CITRAS: Covariate-Informed Transformer for Time Series Forecasting
Researchers introduce CITRAS, a Transformer-based model that improves time series forecasting by effectively integrating multiple data types: target variables, observed covariates (past-only data), and known covariates (advance-known data like calendar events). The model addresses a critical limitation in existing deep learning forecasting systems through two novel mechanisms that align future covariate information with predictions and refine cross-variable dependencies.
CITRAS represents a meaningful advancement in time series forecasting architecture, tackling a persistent challenge that limits current deep learning models. Traditional forecasting systems struggle when handling covariates with misaligned temporal windows—known covariates extend into the future while observed covariates remain historical. This fundamental asymmetry has forced practitioners to either discard valuable advance-known information or rely on suboptimal integration methods.
The model's innovation lies in two mechanisms embedded within its attention framework. The Key-Value Shift allows future covariate information to meaningfully influence predictions by establishing temporal alignment based on concurrent dependencies rather than forcing chronological consistency. Attention Score Smoothing then elevates patch-level attention patterns into coherent cross-variable relationships, preventing the model from over-fitting to local patterns while missing global covariate-target interactions.

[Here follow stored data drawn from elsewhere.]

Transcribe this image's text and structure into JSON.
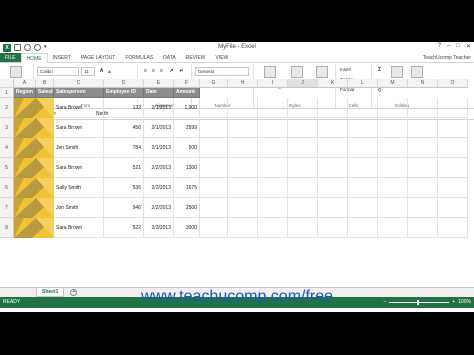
{
  "window": {
    "title": "MyFile - Excel",
    "controls": [
      "?",
      "–",
      "□",
      "✕"
    ]
  },
  "tabs": [
    "FILE",
    "HOME",
    "INSERT",
    "PAGE LAYOUT",
    "FORMULAS",
    "DATA",
    "REVIEW",
    "VIEW"
  ],
  "active_tab": "HOME",
  "user": "TeachUcomp Teacher",
  "ribbon": {
    "font_name": "Calibri",
    "font_size": "11",
    "number_format": "General",
    "group_labels": {
      "clipboard": "Clipboard",
      "font": "Font",
      "alignment": "Alignment",
      "number": "Number",
      "styles": "Styles",
      "cells": "Cells",
      "editing": "Editing"
    },
    "buttons": {
      "paste": "Paste",
      "bold": "B",
      "italic": "I",
      "underline": "U",
      "conditional_formatting": "Conditional Formatting",
      "format_as_table": "Format as Table",
      "cell_styles": "Cell Styles",
      "insert": "Insert",
      "delete": "Delete",
      "format": "Format",
      "sort_filter": "Sort & Filter",
      "find_select": "Find & Select",
      "currency": "$",
      "percent": "%",
      "comma": ","
    }
  },
  "formula_bar": {
    "name_box": "A3",
    "fx": "fx",
    "value": "North"
  },
  "columns": [
    "A",
    "B",
    "C",
    "D",
    "E",
    "F",
    "G",
    "H",
    "I",
    "J",
    "K",
    "L",
    "M",
    "N",
    "O"
  ],
  "selected_column": "J",
  "rows": [
    "1",
    "2",
    "3",
    "4",
    "5",
    "6",
    "7",
    "8"
  ],
  "headers": [
    "Region",
    "SalesID",
    "Salesperson",
    "Employee ID",
    "Date",
    "Amount"
  ],
  "data": [
    [
      "Sara Brown",
      "132",
      "2/1/2013",
      "1,900"
    ],
    [
      "Sara Brown",
      "456",
      "2/1/2013",
      "2599"
    ],
    [
      "Jon Smith",
      "784",
      "2/1/2013",
      "500"
    ],
    [
      "Sara Brown",
      "521",
      "2/2/2013",
      "1300"
    ],
    [
      "Sally Smith",
      "536",
      "2/2/2013",
      "1675"
    ],
    [
      "Jon Smith",
      "946",
      "2/2/2013",
      "2500"
    ],
    [
      "Sara Brown",
      "522",
      "2/3/2013",
      "3000"
    ]
  ],
  "sheet_tab": "Sheet1",
  "status": "READY",
  "zoom_level": "100%",
  "watermark": "www.teachucomp.com/free",
  "colors": {
    "accent": "#217346",
    "header_fill": "#8c8c8c",
    "art": "#f1c232",
    "watermark": "#1a55c8"
  }
}
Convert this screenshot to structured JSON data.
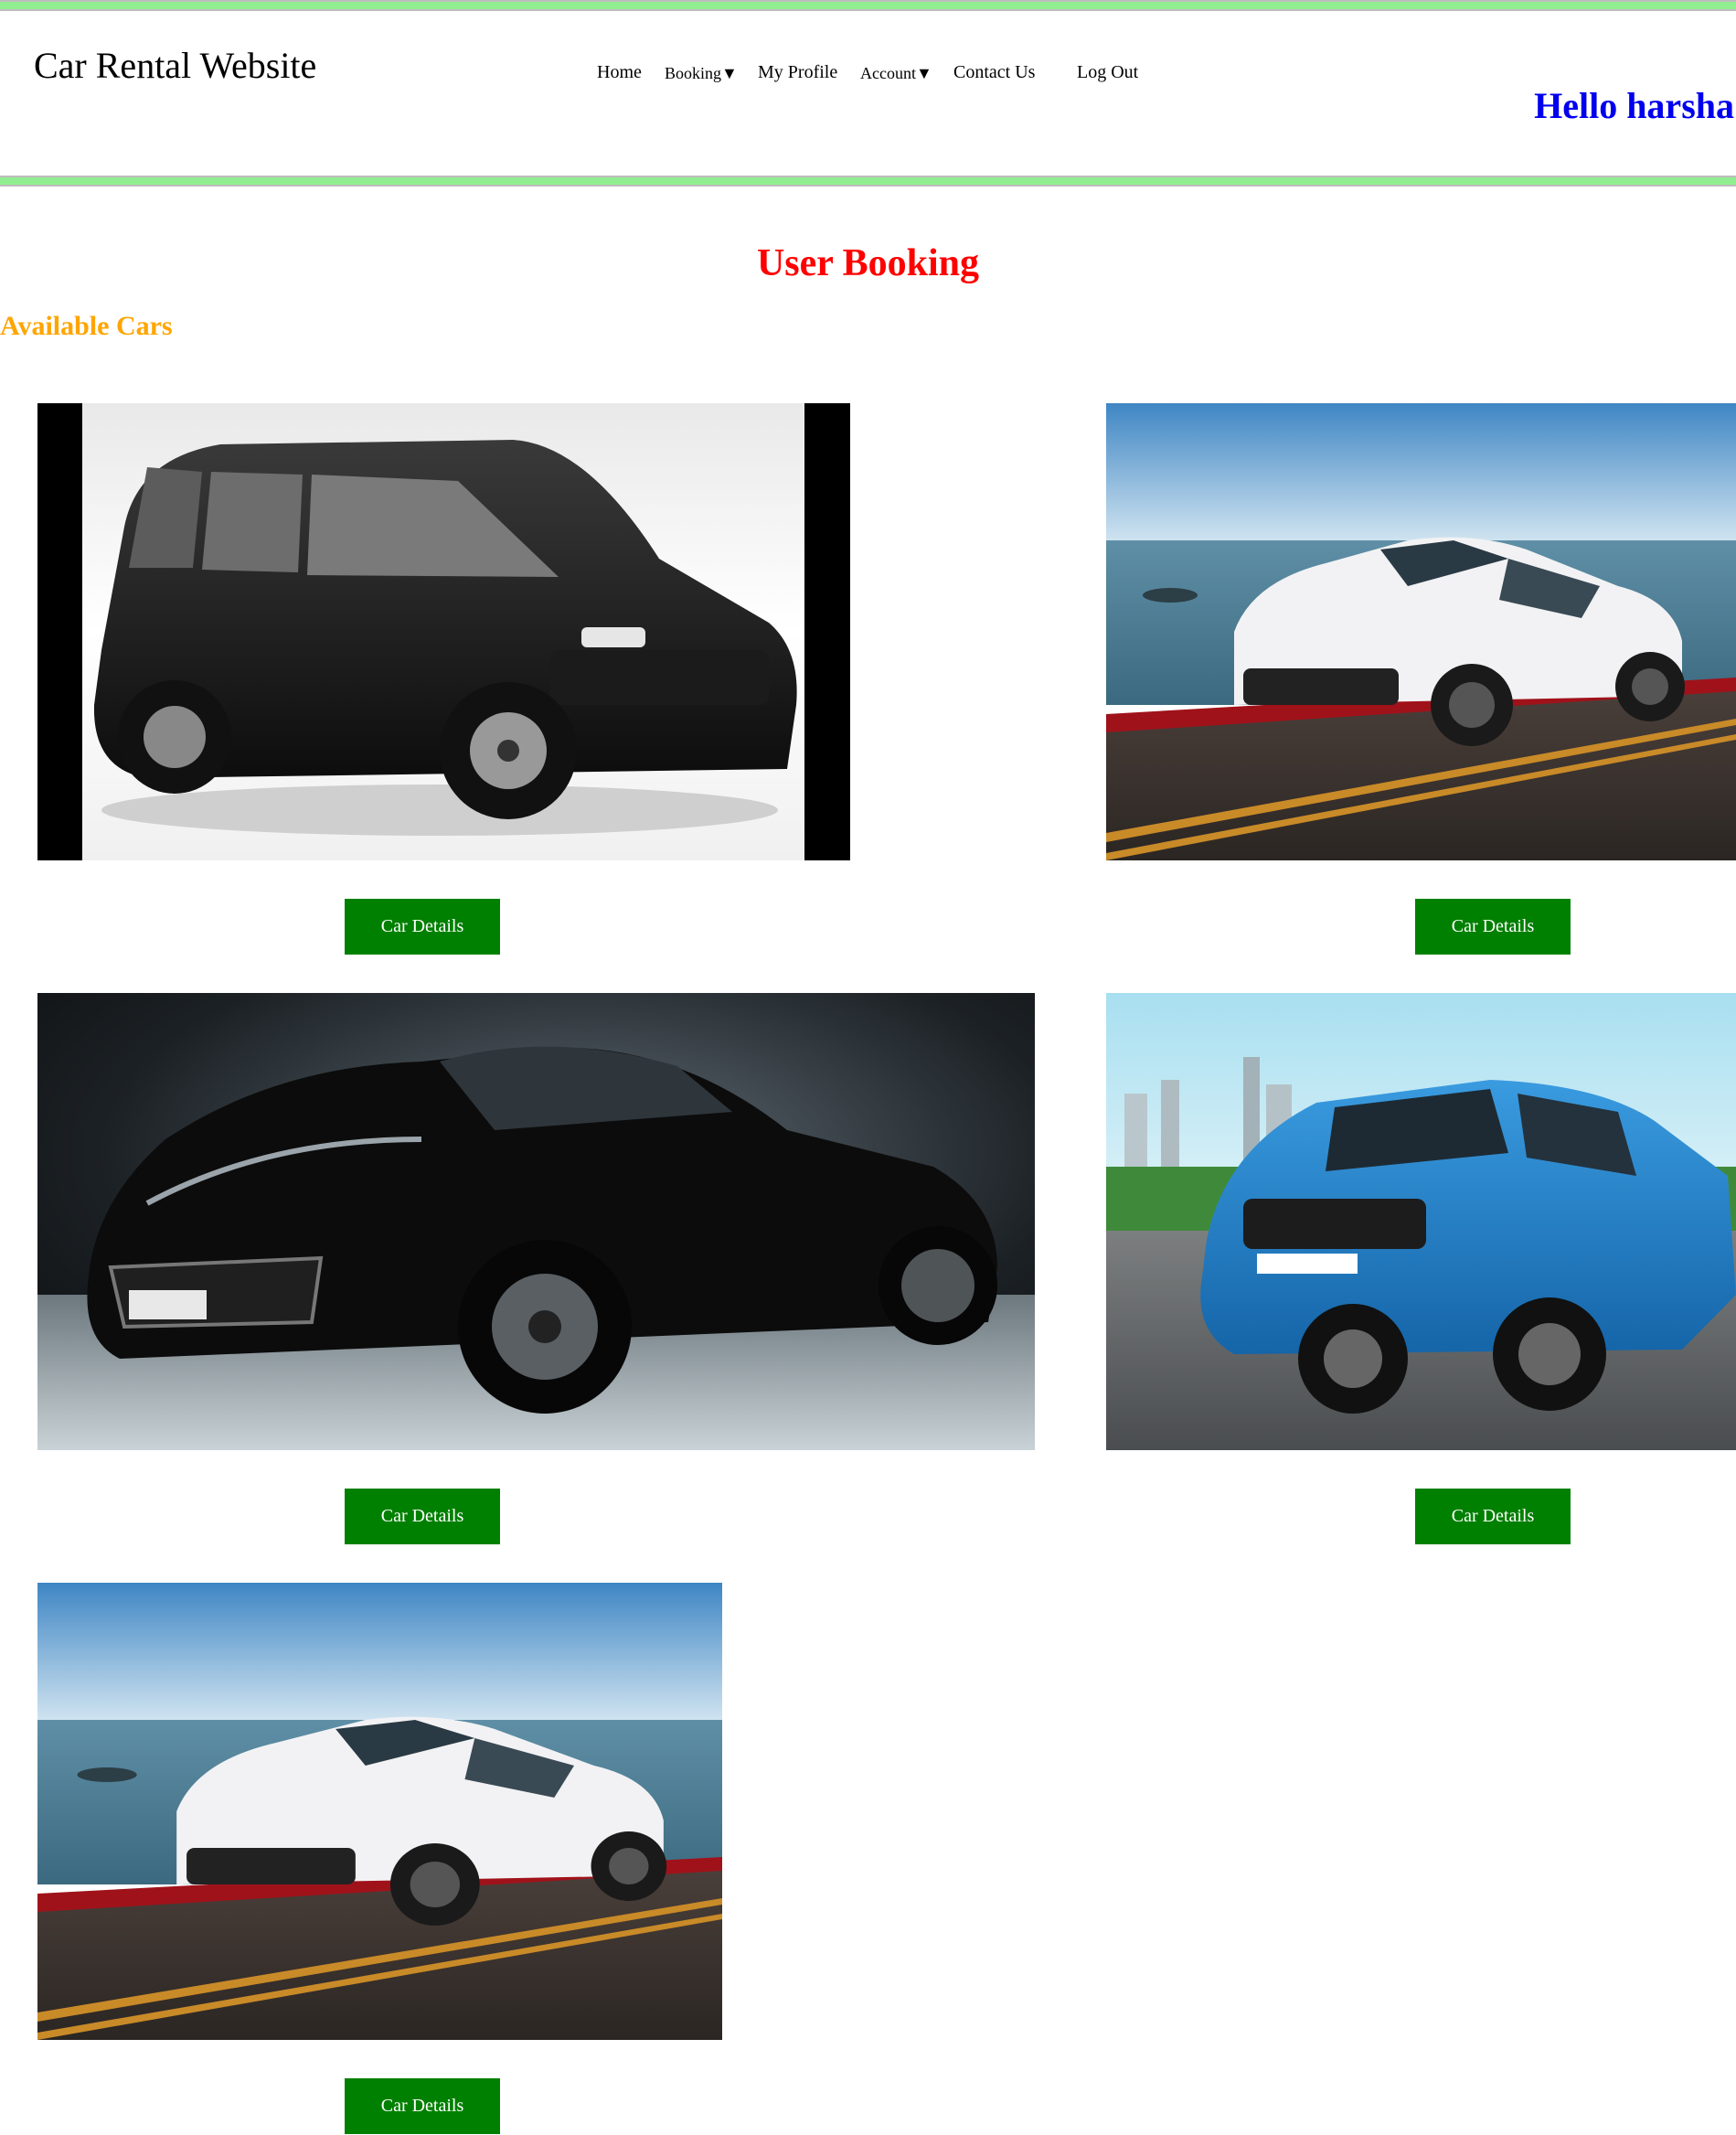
{
  "header": {
    "site_title": "Car Rental Website",
    "greeting": "Hello harsha",
    "accent_color": "#90ee90"
  },
  "nav": {
    "home": "Home",
    "booking": "Booking",
    "my_profile": "My Profile",
    "account": "Account",
    "contact_us": "Contact Us",
    "log_out": "Log Out",
    "dropdown_caret": "▼"
  },
  "main": {
    "page_heading": "User Booking",
    "section_heading": "Available Cars",
    "heading_color": "#ff0000",
    "section_color": "#ffa500"
  },
  "cars": [
    {
      "image": "black-mpv-photo",
      "button_label": "Car Details"
    },
    {
      "image": "white-sedan-seaside-photo",
      "button_label": "Car Details"
    },
    {
      "image": "black-sports-car-photo",
      "button_label": "Car Details"
    },
    {
      "image": "blue-suv-photo",
      "button_label": "Car Details"
    },
    {
      "image": "white-sedan-seaside-photo",
      "button_label": "Car Details"
    }
  ],
  "button_color": "#008000"
}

For the forecasting industry, CITRAS addresses practical use cases where advance knowledge exists: retail demand forecasting with known promotional schedules, energy consumption with known calendar events, or financial markets with announced economic indicators. By demonstrating versatility across covariate-informed and multivariate settings, the model potentially reduces the engineering overhead practitioners face when preparing data for competing systems.
The research signals growing sophistication in Transformer-based time series modeling. As organizations increasingly recognize that external factors drive outcomes, models that elegantly incorporate multiple information sources without architectural compromises gain competitive value. Future developments likely involve deploying such approaches at scale across domains where forward-looking data improves forecast reliability.
- →CITRAS introduces KV Shift mechanism to seamlessly incorporate future-known covariates into time series forecasting models.
- →Attention Score Smoothing refines local patch-level attention into global cross-variable dependencies for improved accuracy.
- →The decoder-only Transformer preserves autoregressive capabilities while flexibly handling observed and known covariates.
- →Model demonstrates strong empirical performance across real-world datasets in both multivariate and covariate-informed forecasting scenarios.
- →Architecture addresses fundamental length-discrepancy problem that limits existing deep learning forecasting approaches.